Neues Jugendgesetz: „Wie soll man das kontrollieren?“. Erst mit 18 rauchen und Schnaps trinken. Für die Schulen und Veranstalter kein Problem. Für die Exekutive vielleicht.

Von Christoph Hornstein. Erstellt am 03. Januar 2019 (04:00)
Symbolbild

Bis auf Oberösterreich waren sich alle Bundesländer einig über eine Novellierung des Jugendschutzgesetzes – jetzt Jugendgesetz –, das ab 1. Jänner 2019 in Kraft tritt. Bisher hatte jedes Bundesland sein eigenes Jugendschutzgesetz mit eigenen Regelungen in Bezug auf Tabak- und Alkoholkonsum. Auch die Ausgehzeit für Jugendliche regelte jedes Bundesland selbst. Jetzt haben sich acht Bundesländer auf eine Rechtssprechung geeinigt.

Was hat sich geändert? Durften Jugendliche bis dato mit dem vollendeten 16. Lebensjahr zur Zigarette greifen, so ist das im öffentlichen Raum ab 1. Jänner erst mit dem 18. Lebensjahr erlaubt. Gleichermaßen gilt das auch beim Alkoholkonsum. Duften Jugendliche Alkohol ab 16 Jahren konsumieren und erwerben, so ist das ab 1. Jänner erst mit 18 erlaubt. Allerdings gilt das nur bei harten Alkoholgetränken, den Spirituosen.

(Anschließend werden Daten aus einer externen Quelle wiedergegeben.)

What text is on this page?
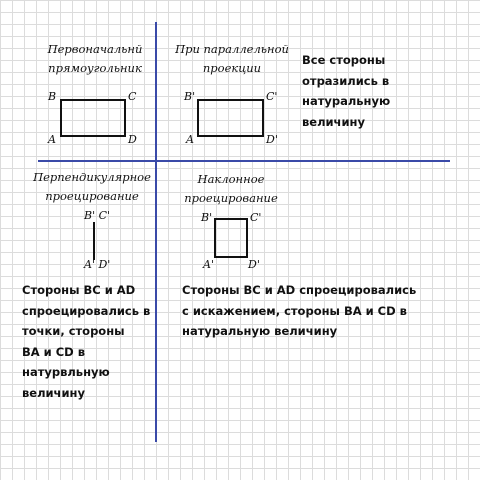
Первоначальнй
прямоугольник
B	C
A	D
При параллельной
проекции
B'	C'
A	D'
Все стороны
отразились в
натуральную
величину
Перпендикулярное
проецирование
B' C'
A' D'
Стороны BC и AD
спроецировались в
точки, стороны
BA и CD в
натурвльную
величину
Наклонное
проецирование
B'	C'
A'	D'
Стороны BC и AD спроецировались
с искажением, стороны BA и CD в
натуральную величину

„Jugendliche mit 16 Jahren dürfen wählen. Den Konsum von Tabak und Alkohol traut man ihnen anscheinend nicht zu.“ Reinhard Eder, Direktor der Wein- und Obstbauschule

Die Ausgehzeiten für Jugendliche wurden dagegen gelockert. So dürfen Jugendliche bis 14 Jahre in Zukunft bis 23 Uhr ausbleiben, zwischen 14 und 16 Jahren bis 1 Uhr. Ab 16 Jahren gibt es keine Grenzen mehr. Gegen die längere Ausgehzeit für Jugendliche bis 14 Jahren legte sich nur Oberösterreich quer und verhinderte dadurch eine einheitliche Regelung für ganz Österreich.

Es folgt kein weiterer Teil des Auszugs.